Given the timing involved in a recently observed incident (the threat actor spent 7 ½ minutes accessing endpoint A, 10 minutes accessing endpoint B), it would appear that the threat actor arrived on the endpoints with a plan in place for their actions, deploying the necessary files (pp.bat batch file, LB3_rundll32_pass.dll) and quickly launching their attack. However, other insights derived from the threat actor’s actions included the fact that there was no apparent attempt to develop situational awareness of the environment (that is, what applications and services were already running on the endpoint), nor were there any attempts to extend their reach beyond the endpoint, moving laterally into the infrastructure. There were no reconnaissance commands to collect information about the endpoint or the infrastructure, no attempts to collect additional credentials, nor information about other endpoints on the network. In fact, the attempted attacks appeared to be limited solely to the accessed endpoints.

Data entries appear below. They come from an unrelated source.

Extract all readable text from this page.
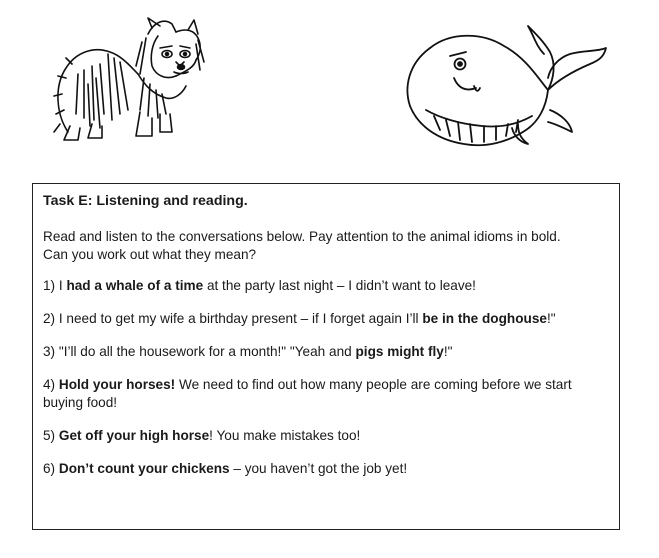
Task E: Listening and reading.

Read and listen to the conversations below. Pay attention to the animal idioms in bold.
Can you work out what they mean?

1) I had a whale of a time at the party last night – I didn’t want to leave!
2) I need to get my wife a birthday present – if I forget again I’ll be in the doghouse!"
3) "I’ll do all the housework for a month!" "Yeah and pigs might fly!"
4) Hold your horses! We need to find out how many people are coming before we start buying food!
5) Get off your high horse! You make mistakes too!
6) Don’t count your chickens – you haven’t got the job yet!
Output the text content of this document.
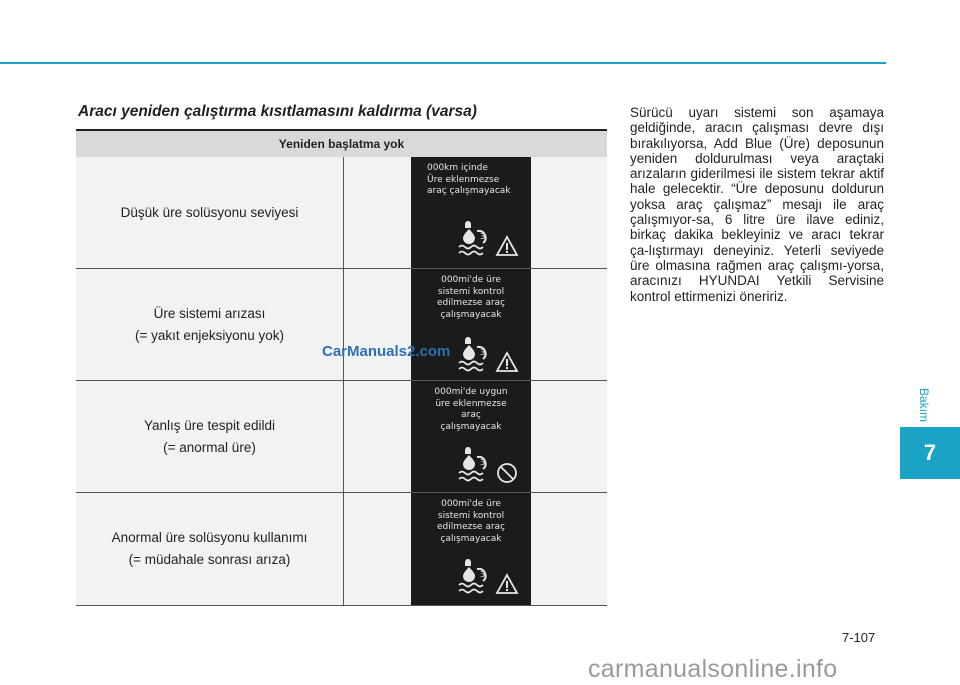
Aracı yeniden çalıştırma kısıtlamasını kaldırma (varsa)
Yeniden başlatma yok
Düşük üre solüsyonu seviyesi
000km içinde
Üre eklenmezse
araç çalışmayacak
3
Üre sistemi arızası
(= yakıt enjeksiyonu yok)
000mi'de üre
sistemi kontrol
edilmezse araç
çalışmayacak
3
Yanlış üre tespit edildi
(= anormal üre)
000mi'de uygun
üre eklenmezse
araç
çalışmayacak
3
Anormal üre solüsyonu kullanımı
(= müdahale sonrası arıza)
000mi'de üre
sistemi kontrol
edilmezse araç
çalışmayacak
3
CarManuals2.com

Sürücü uyarı sistemi son aşamaya geldiğinde, aracın çalışması devre dışı bırakılıyorsa, Add Blue (Üre) deposunun yeniden doldurulması veya araçtaki arızaların giderilmesi ile sistem tekrar aktif hale gelecektir. “Üre deposunu doldurun yoksa araç çalışmaz” mesajı ile araç çalışmıyor-sa, 6 litre üre ilave ediniz, birkaç dakika bekleyiniz ve aracı tekrar ça-lıştırmayı deneyiniz. Yeterli seviyede üre olmasına rağmen araç çalışmı-yorsa, aracınızı HYUNDAI Yetkili Servisine kontrol ettirmenizi öneririz.

Bakım
7
7-107
carmanualsonline.info
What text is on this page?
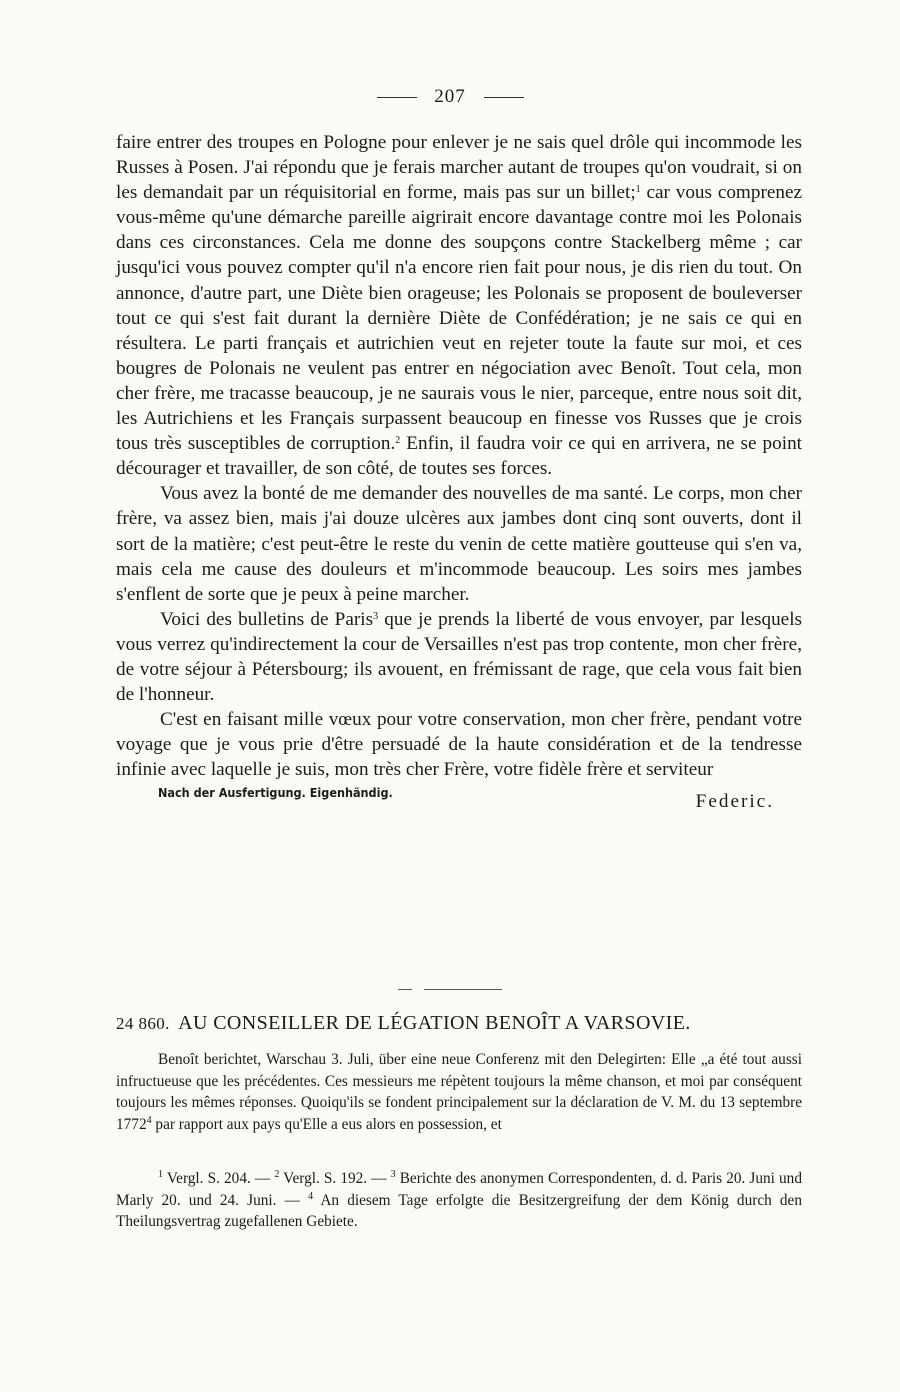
207

faire entrer des troupes en Pologne pour enlever je ne sais quel drôle qui incommode les Russes à Posen. J'ai répondu que je ferais marcher autant de troupes qu'on voudrait, si on les demandait par un réquisitorial en forme, mais pas sur un billet;$^1$ car vous comprenez vous-même qu'une démarche pareille aigrirait encore davantage contre moi les Polonais dans ces circonstances. Cela me donne des soupçons contre Stackelberg même ; car jusqu'ici vous pouvez compter qu'il n'a encore rien fait pour nous, je dis rien du tout. On annonce, d'autre part, une Diète bien orageuse; les Polonais se proposent de bouleverser tout ce qui s'est fait durant la dernière Diète de Confédération; je ne sais ce qui en résultera. Le parti français et autrichien veut en rejeter toute la faute sur moi, et ces bougres de Polonais ne veulent pas entrer en négociation avec Benoît. Tout cela, mon cher frère, me tracasse beaucoup, je ne saurais vous le nier, parceque, entre nous soit dit, les Autrichiens et les Français surpassent beaucoup en finesse vos Russes que je crois tous très susceptibles de corruption.$^2$ Enfin, il faudra voir ce qui en arrivera, ne se point décourager et travailler, de son côté, de toutes ses forces.

Vous avez la bonté de me demander des nouvelles de ma santé. Le corps, mon cher frère, va assez bien, mais j'ai douze ulcères aux jambes dont cinq sont ouverts, dont il sort de la matière; c'est peut-être le reste du venin de cette matière goutteuse qui s'en va, mais cela me cause des douleurs et m'incommode beaucoup. Les soirs mes jambes s'enflent de sorte que je peux à peine marcher.

Voici des bulletins de Paris$^3$ que je prends la liberté de vous envoyer, par lesquels vous verrez qu'indirectement la cour de Versailles n'est pas trop contente, mon cher frère, de votre séjour à Pétersbourg; ils avouent, en frémissant de rage, que cela vous fait bien de l'honneur.

C'est en faisant mille vœux pour votre conservation, mon cher frère, pendant votre voyage que je vous prie d'être persuadé de la haute considération et de la tendresse infinie avec laquelle je suis, mon très cher Frère, votre fidèle frère et serviteur

Federic.
Nach der Ausfertigung. Eigenhändig.
24 860. AU CONSEILLER DE LÉGATION BENOÎT A VARSOVIE.

Benoît berichtet, Warschau 3. Juli, über eine neue Conferenz mit den Delegirten: Elle „a été tout aussi infructueuse que les précédentes. Ces messieurs me répètent toujours la même chanson, et moi par conséquent toujours les mêmes réponses. Quoiqu'ils se fondent principalement sur la déclaration de V. M. du 13 septembre 1772$^4$ par rapport aux pays qu'Elle a eus alors en possession, et

$^1$ Vergl. S. 204. — $^2$ Vergl. S. 192. — $^3$ Berichte des anonymen Correspondenten, d. d. Paris 20. Juni und Marly 20. und 24. Juni. — $^4$ An diesem Tage erfolgte die Besitzergreifung der dem König durch den Theilungsvertrag zugefallenen Gebiete.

This attack was similar in nature to previous attacks via TeamViewer where the XMRig cryptocurrency miner was installed; the sole activity appeared to be the installation of the miner, with no observable attempts to move beyond the endpoint to other systems within the infrastructure.
Conclusion
Addressing this issue requires that we rely on the basics of IT and “cyber” hygiene, specifically that we develop an accurate asset inventory, not just with respect to physical and virtual systems within the infrastructure, but also of applications installed, running and accessible on endpoints. This is particularly true when an SMB owner switches to a different MSP, as any legacy RMM tools employed by the previous provider may continue to provide access to the managed endpoints.
If you do have TeamViewer installed and regularly used for legitimate business purposes, be sure to review the ‘connections_incoming.txt’ log file to ensure that there are no suspicious or malicious logins.